This recent country hit has some nice arrangement devices that assist the song’s sense of build–up. The first is the reverse–envelope chordal transition at 2:54, leading into the final choruses. It’s tricky to say exactly what’s creating it, but I’d say it’s either backwards piano or a guitarist fading in a strummed chord using their volume control. A more common transition effect, the cymbal swell, is used heavily, but don’t dismiss it as hack work: notice how adroitly each instance is tailored to suit its environment. The first one (at 1:36), for instance, is abruptly truncated on the downbeat into the second verse, which catapults your attention rather neatly back towards the lead vocal there, whereas those following decay more naturally, until the final tantalising one, right at the end of the song (3:50). Then there’s the swell which ushers in the first chorus at 1:57, both quieter and less bright than that which announces the subsequent, fuller–textured hook section at 2:23. And the degree to which an on–beat cymbal hit is used to emphasise the swell’s destination point is also a distinguishing factor: compare, for example, the way the downbeat into the gentle middle section has deliberately been left rather subdued without the on–beat hit, in stark contrast to the heavily emphasised arrival downbeat of the final choruses at 2:54.

Another subtle build–up trick is in evidence during the second verse (1:37–1:58), a repeating march–like drum pattern of one eighth–note hit followed by two 16–note hits. The secret of its propulsive nature is probably an automated low–pass filter, because the sound starts off almost subliminally from the low end, only really becoming audible in the low mid–range as an independent percussion layer around the midway point (1:47), before pushing its way forward out of the texture as a mid-range–heavy fill at 1:57. Using low–pass filtering in this way may be more closely associated with EDM, but this demonstrates that you shouldn’t rule it out for other styles.

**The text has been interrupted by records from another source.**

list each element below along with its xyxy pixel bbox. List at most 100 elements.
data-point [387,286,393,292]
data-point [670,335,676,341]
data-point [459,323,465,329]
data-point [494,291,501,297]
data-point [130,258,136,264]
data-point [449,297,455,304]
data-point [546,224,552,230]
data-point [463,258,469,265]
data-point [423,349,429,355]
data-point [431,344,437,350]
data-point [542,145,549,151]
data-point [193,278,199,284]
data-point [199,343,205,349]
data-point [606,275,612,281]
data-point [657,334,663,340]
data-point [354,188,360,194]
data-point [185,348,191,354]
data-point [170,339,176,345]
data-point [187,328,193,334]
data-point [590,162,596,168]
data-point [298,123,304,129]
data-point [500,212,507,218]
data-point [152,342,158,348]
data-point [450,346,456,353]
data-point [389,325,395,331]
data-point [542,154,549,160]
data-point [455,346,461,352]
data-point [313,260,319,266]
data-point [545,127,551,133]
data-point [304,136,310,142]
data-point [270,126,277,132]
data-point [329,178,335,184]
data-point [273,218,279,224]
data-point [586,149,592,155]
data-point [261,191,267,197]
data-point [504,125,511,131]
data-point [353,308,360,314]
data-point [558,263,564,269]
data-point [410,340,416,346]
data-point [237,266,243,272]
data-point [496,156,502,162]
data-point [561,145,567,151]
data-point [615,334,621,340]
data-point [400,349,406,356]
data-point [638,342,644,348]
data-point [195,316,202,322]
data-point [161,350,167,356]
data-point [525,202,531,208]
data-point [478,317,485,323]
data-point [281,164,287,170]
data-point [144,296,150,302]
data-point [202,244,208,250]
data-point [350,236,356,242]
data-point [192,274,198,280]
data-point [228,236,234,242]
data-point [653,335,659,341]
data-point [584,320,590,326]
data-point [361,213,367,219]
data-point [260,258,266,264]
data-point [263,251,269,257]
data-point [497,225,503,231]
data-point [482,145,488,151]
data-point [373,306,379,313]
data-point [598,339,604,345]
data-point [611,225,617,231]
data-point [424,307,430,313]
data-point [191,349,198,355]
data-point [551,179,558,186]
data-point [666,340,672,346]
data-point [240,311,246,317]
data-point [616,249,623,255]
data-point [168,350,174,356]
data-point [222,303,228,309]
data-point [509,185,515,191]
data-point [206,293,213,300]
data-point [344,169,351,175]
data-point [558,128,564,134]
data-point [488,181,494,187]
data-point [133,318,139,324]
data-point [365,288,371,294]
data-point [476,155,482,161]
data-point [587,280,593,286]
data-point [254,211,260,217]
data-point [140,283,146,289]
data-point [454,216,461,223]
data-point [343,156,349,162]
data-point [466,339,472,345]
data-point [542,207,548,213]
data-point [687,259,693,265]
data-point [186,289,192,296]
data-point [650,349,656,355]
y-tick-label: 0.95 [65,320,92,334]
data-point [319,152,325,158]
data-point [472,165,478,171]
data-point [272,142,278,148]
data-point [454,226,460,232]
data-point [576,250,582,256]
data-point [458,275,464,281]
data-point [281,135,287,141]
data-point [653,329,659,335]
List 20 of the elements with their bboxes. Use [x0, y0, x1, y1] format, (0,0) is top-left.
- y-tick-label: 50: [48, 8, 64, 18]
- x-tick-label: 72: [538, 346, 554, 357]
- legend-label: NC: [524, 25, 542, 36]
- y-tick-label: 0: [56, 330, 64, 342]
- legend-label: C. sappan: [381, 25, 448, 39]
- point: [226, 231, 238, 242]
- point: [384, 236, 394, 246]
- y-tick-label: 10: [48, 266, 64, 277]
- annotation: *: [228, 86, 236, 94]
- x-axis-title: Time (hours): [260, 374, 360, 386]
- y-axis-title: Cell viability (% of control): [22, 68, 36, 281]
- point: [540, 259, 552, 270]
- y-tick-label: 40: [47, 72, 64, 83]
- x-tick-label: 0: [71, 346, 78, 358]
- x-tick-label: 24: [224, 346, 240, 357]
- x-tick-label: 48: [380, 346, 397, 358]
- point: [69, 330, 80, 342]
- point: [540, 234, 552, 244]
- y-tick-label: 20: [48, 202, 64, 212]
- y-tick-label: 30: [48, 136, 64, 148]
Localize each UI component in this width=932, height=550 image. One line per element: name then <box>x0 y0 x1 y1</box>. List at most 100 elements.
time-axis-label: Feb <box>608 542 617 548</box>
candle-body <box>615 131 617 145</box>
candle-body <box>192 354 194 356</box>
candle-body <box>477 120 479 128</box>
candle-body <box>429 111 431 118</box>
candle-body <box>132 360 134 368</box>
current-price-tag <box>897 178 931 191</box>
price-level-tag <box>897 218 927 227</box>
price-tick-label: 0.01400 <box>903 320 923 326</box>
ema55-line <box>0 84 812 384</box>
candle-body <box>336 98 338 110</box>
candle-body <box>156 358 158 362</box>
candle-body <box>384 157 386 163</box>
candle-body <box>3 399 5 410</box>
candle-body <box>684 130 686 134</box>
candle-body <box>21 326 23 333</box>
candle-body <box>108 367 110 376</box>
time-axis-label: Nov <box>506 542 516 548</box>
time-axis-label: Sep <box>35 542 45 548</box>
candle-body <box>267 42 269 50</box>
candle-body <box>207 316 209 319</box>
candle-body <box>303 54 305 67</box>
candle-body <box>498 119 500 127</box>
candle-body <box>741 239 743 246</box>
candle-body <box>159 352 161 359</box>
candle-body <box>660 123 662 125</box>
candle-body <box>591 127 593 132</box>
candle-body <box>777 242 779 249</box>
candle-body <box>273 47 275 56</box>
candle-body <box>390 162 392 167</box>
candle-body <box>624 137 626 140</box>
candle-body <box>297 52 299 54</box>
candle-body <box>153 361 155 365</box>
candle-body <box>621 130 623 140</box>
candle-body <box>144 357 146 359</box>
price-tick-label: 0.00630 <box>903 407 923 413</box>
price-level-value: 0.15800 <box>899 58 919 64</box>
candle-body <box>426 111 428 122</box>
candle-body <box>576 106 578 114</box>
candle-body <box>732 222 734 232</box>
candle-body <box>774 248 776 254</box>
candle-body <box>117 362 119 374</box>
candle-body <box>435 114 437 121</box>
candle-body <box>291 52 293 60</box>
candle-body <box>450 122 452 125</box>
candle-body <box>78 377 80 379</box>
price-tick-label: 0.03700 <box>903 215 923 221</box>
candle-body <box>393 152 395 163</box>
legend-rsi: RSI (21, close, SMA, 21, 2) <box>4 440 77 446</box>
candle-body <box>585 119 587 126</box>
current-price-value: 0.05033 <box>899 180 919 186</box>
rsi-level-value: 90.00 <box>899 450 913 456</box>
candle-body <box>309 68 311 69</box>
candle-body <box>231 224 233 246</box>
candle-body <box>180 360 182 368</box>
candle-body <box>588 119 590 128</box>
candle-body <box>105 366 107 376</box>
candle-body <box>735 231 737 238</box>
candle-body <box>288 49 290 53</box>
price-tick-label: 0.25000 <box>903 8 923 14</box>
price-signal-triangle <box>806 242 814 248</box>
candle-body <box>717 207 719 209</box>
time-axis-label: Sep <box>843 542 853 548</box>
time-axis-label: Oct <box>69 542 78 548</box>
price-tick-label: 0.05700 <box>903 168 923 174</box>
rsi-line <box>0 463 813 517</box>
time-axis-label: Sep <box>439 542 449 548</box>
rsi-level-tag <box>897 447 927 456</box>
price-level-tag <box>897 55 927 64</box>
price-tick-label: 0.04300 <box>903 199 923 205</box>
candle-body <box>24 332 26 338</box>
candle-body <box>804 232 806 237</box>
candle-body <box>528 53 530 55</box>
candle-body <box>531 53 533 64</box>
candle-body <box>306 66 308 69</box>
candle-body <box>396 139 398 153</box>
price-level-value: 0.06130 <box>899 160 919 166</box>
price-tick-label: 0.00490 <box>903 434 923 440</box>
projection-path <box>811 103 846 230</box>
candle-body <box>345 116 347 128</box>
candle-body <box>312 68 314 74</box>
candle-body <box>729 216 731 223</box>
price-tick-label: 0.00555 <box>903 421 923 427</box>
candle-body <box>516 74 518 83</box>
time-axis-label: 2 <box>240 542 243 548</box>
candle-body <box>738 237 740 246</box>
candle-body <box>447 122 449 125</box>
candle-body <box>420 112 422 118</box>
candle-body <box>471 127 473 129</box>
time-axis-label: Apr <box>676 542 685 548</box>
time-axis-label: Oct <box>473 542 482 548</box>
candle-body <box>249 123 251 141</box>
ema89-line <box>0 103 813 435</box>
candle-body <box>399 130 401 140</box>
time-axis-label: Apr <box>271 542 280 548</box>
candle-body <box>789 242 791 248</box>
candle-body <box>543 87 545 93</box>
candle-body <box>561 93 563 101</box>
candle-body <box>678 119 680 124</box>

The main electric–guitar chords in the final choruses seem rather stodgy timbrally, and I imagine that avoiding tonal muddiness during the final mixdown may have been difficult as a result. Partly, it’s some of the chords used: inversions (eg. the Ab minor 6 at 2:58) and minor chords (eg. Bb minor) tend not to sound as clear via a distorted guitar amp as root positions and major or open–fifth chords. But I think it’s also that the chords seem to cluster a lot of notes into the lower registers, which naturally encourages a thicker–sounding texture, an effect exacerbated by Ab and Db upper pedal tones sustaining over the top of other chords. While the producers have kept the mix on the right side of woolly in this case, I’d personally proceed with caution when using these kinds of chord voicings in your own productions, and pay extra attention to tuning to minimise the risk of low–mid-range mix sludge. Indeed, this is the kind of situation where you might even consider overdubbing every chord separately, so you can optimise the instrument’s tuning each time — a technique that’s certainly not unheard of in Nashville.